Many languages develop a way to express the progressive aspect because often you want to stress that something is going on right now. Once there is an established way of expressing that, people tend to generalise it further and further for much the same reason that people say brilliant or tremendous instead of just plain good. Example: "I promise I will pay tomorrow. I am not just promising it, the paying tomorrow is such an irrevocable fact that one could say I am practically paying right now. (Though of course I can't because I can't access my money yet.) You could say I am paying, though not right now but tomorrow. That's it: I am paying tomorrow!"
Among other ways of marking the progressive aspect, German and Dutch have a construction that is similar to one that may be the origin of the English progressive as there are some similar examples in Old English. (Old English didn't have a progressive like modern English does, but a few sentences have survived that look suspiciously like the Dutch/English progressive. I can't find the source right now, but I think one example was, in literal translation, "[be] on the hunting".)
- I am cooking.
- Ik ben aan het koken.
- Ich bin am [= an dem] kochen.
So literally, in Dutch and German you say "I am at the cooking". Even for the literal translation I used the gerund/present participle in English instead of the Dutch/German infinitive because in each case that's how the language forms nouns from verbs.
The Dutch and German constructions are a bit wordy, but straightforward enough. I believe the main thing that prevents them from being used so often that they become obligatory where applicable is that they don't generalise well to more complicated cases:
- I am cooking the food.
- Ik ben het eten aan het koken.
- ? Ich bin das Essen am kochen.
This is where it gets weird, because literally, in Dutch and German you say "I am the food at the cooking". (Since het eten / das Essen is literally the eating, we could even translate this as "I am the eating at the cooking".) In Dutch this is already firmly established. In German it's definitely colloquial, and even when it is used colloquially, it indicates that the speaker comes from the Ruhr district, a large and populous area near the Dutch border.

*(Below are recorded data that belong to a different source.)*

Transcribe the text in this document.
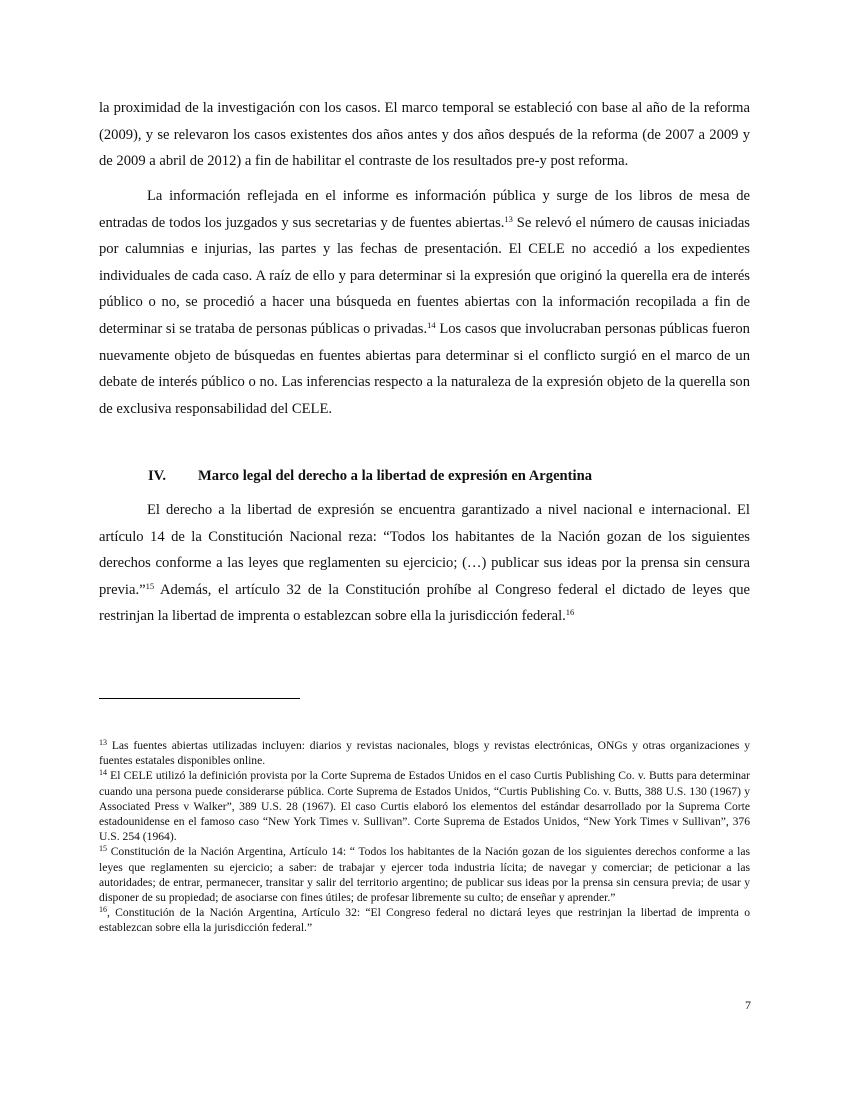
la proximidad de la investigación con los casos. El marco temporal se estableció con base al año de la reforma (2009), y se relevaron los casos existentes dos años antes y dos años después de la reforma (de 2007 a 2009 y de 2009 a abril de 2012) a fin de habilitar el contraste de los resultados pre-y post reforma.

La información reflejada en el informe es información pública y surge de los libros de mesa de entradas de todos los juzgados y sus secretarias y de fuentes abiertas.$^{13}$ Se relevó el número de causas iniciadas por calumnias e injurias, las partes y las fechas de presentación. El CELE no accedió a los expedientes individuales de cada caso. A raíz de ello y para determinar si la expresión que originó la querella era de interés público o no, se procedió a hacer una búsqueda en fuentes abiertas con la información recopilada a fin de determinar si se trataba de personas públicas o privadas.$^{14}$ Los casos que involucraban personas públicas fueron nuevamente objeto de búsquedas en fuentes abiertas para determinar si el conflicto surgió en el marco de un debate de interés público o no. Las inferencias respecto a la naturaleza de la expresión objeto de la querella son de exclusiva responsabilidad del CELE.

IV. Marco legal del derecho a la libertad de expresión en Argentina

El derecho a la libertad de expresión se encuentra garantizado a nivel nacional e internacional. El artículo 14 de la Constitución Nacional reza: “Todos los habitantes de la Nación gozan de los siguientes derechos conforme a las leyes que reglamenten su ejercicio; (…) publicar sus ideas por la prensa sin censura previa.”$^{15}$ Además, el artículo 32 de la Constitución prohíbe al Congreso federal el dictado de leyes que restrinjan la libertad de imprenta o establezcan sobre ella la jurisdicción federal.$^{16}$

$^{13}$ Las fuentes abiertas utilizadas incluyen: diarios y revistas nacionales, blogs y revistas electrónicas, ONGs y otras organizaciones y fuentes estatales disponibles online.

$^{14}$ El CELE utilizó la definición provista por la Corte Suprema de Estados Unidos en el caso Curtis Publishing Co. v. Butts para determinar cuando una persona puede considerarse pública. Corte Suprema de Estados Unidos, “Curtis Publishing Co. v. Butts, 388 U.S. 130 (1967) y Associated Press v Walker”, 389 U.S. 28 (1967). El caso Curtis elaboró los elementos del estándar desarrollado por la Suprema Corte estadounidense en el famoso caso “New York Times v. Sullivan”. Corte Suprema de Estados Unidos, “New York Times v Sullivan”, 376 U.S. 254 (1964).

$^{15}$ Constitución de la Nación Argentina, Artículo 14: “ Todos los habitantes de la Nación gozan de los siguientes derechos conforme a las leyes que reglamenten su ejercicio; a saber: de trabajar y ejercer toda industria lícita; de navegar y comerciar; de peticionar a las autoridades; de entrar, permanecer, transitar y salir del territorio argentino; de publicar sus ideas por la prensa sin censura previa; de usar y disponer de su propiedad; de asociarse con fines útiles; de profesar libremente su culto; de enseñar y aprender.”

$^{16}$, Constitución de la Nación Argentina, Artículo 32: “El Congreso federal no dictará leyes que restrinjan la libertad de imprenta o establezcan sobre ella la jurisdicción federal.”

7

It's unlikely that the progressive will become obligatory in Dutch and German before it is simplified a lot. There is already a construction that is structurally essentially the same as the English progressive:
- I am someplace to cook.
- Ik ben koken.
- Ich bin kochen.
If we consider cases such as "I am skiing" / "I am someplace to ski" or "I am hunting" / "I am someplace to hunt", it appears that semantically this second construction is close enough to the progressive that it might acquire a progressive meaning. But for now the two are held separate, and the simple construction is currently blocking the simplification of the progressive by simply dropping aan het / am. I.e. you can't simplify the progressive that way because if you do you are not extending a language so as to make new sequences of words grammatical, but you are saying something that already has a different meaning. By the way, this construction may well be at the origin of the strange object placement in the Dutch (and dialectal German) progressive:
- I am someplace to cook the food.
- Ik ben het eten koken.
- Ich bin das Essen kochen.
Now that this parallelism exists, it is natural to interpret aan het / am as a progressive marker. Which interpretation of course makes it even less likely to be dropped when expressing a progressive.
Due to these problems, the most common way of expressing the progressive aspect in Dutch and German is still by adding adverbs such as nu / gerade (right now):
- I am cooking the food.
- Ik kook nu het eten.
- Ich koche gerade das Essen.
This way of marking the progressive aspect is very unlikely to become obligatory because (to my knowledge) there is no precedent of obligatory adverbs in Germanic languages.